In my 4 years at ThoughtWorks I learnt more than the whole of the rest of my working life put together. I learnt at least 5 new programming languages, I got a wealth of experience working in different environments in various stages of dysfunction, I met dozens of fantastic people that I hope will remain my friends (I actually tried to enumerate them all but I realised I was missing people out and I gave up when my list got to about 130) and above all, for the first time in at least 10 years, I really enjoyed work. For the first time in my life I realised that getting paid for work is but a small part of the reward we should be looking to get from our work, provided we are lucky enough to work in an industry, at a level of seniority,'' that means that we earn "enough", whatever that means.

At some point though, you realise that you need another challenge. ThoughtWorks was by far the best job I've ever had but I got to a stage, probably last year sometime, when I realised I was finding it hard to always get the kind of the work that I really enjoyed. So I started to look around to see if there was anything out there that might help me to enjoy my working life even more than I was doing at ThoughtWorks. I must stress that at no point did I find the work frustrating or boring or unfulfilling. I just felt that I would like to have just a little more influence on the bigger picture. That was never going to happen in ThoughtWorks with it being the size that it is.

As a member of PS at ThoughtWorks, I was only ever peripherally involved with helping to sell our services. I did enquire some time ago as to whether there were openings in our sales effort for technical people to work in a sales support capacity but at the time our sales effort in the UK was being restructured and I was heavily warned by senior ThoughtWorks people to not go "post technical". I did help put together pitches from time to time when I was on the beach and I did get to attend some presentations but it was never more than an occasional, very ad hoc, who's on the beach today, kind of thing.

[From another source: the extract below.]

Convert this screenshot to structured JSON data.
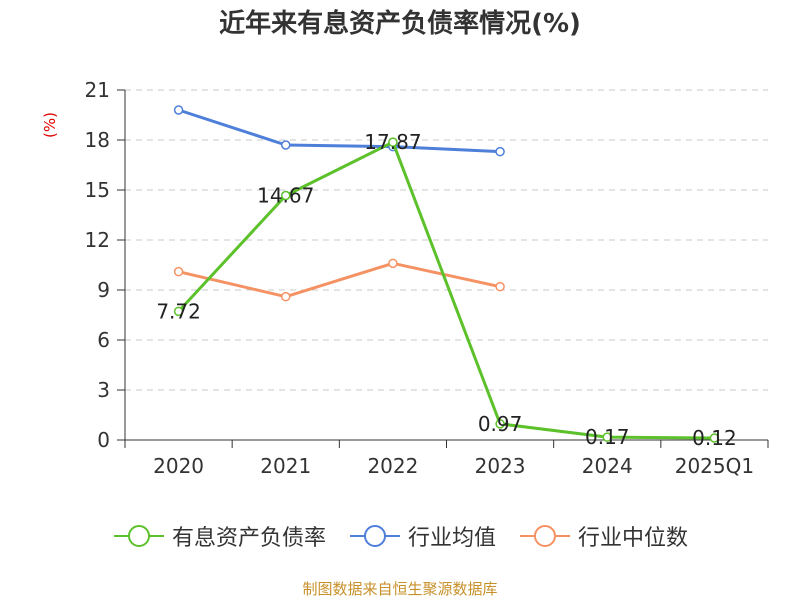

So I looked around for what the job market had to offer and the big difference between 2015 and 2019 was that I had an online presence. Not only do I have a passable blog site with some reasonable content (if feedback is anything to go by) but since autumn 2017 I've been a pretty regular speaker on the technology conference circuit which means there are a load of videos online of me expressing my opinions and sharing what I've learned from being a ThoughtWorker. The latter thing in particular opened many doors for me and I on a few occasions, interviews started with me being told by somebody that they had watched one of my videos. So all that online presence stuff really works!

Where Next?

So after my time at ThoughtWorks I spoke to a few different places, found some interesting stuff, some not so interesting stuff, found as many bad interviews this time around as last time and eventually realised that the thing I really wanted to do was to work in consultancy but at a much smaller place than ThoughtWorks. So today, I started as a principal craftsperson at Codurance. I'm hoping to still do all of the stuff I loved doing at ThoughtWorks but hopefully some of the stuff that I wanted to do and never got the chance. So in other words, and hugely optimistically, I want to have my cake and eat it. Hopefully that will happen, no doubt I will be posting a blog entitled "Becoming a Craftsperson" in a few months' time.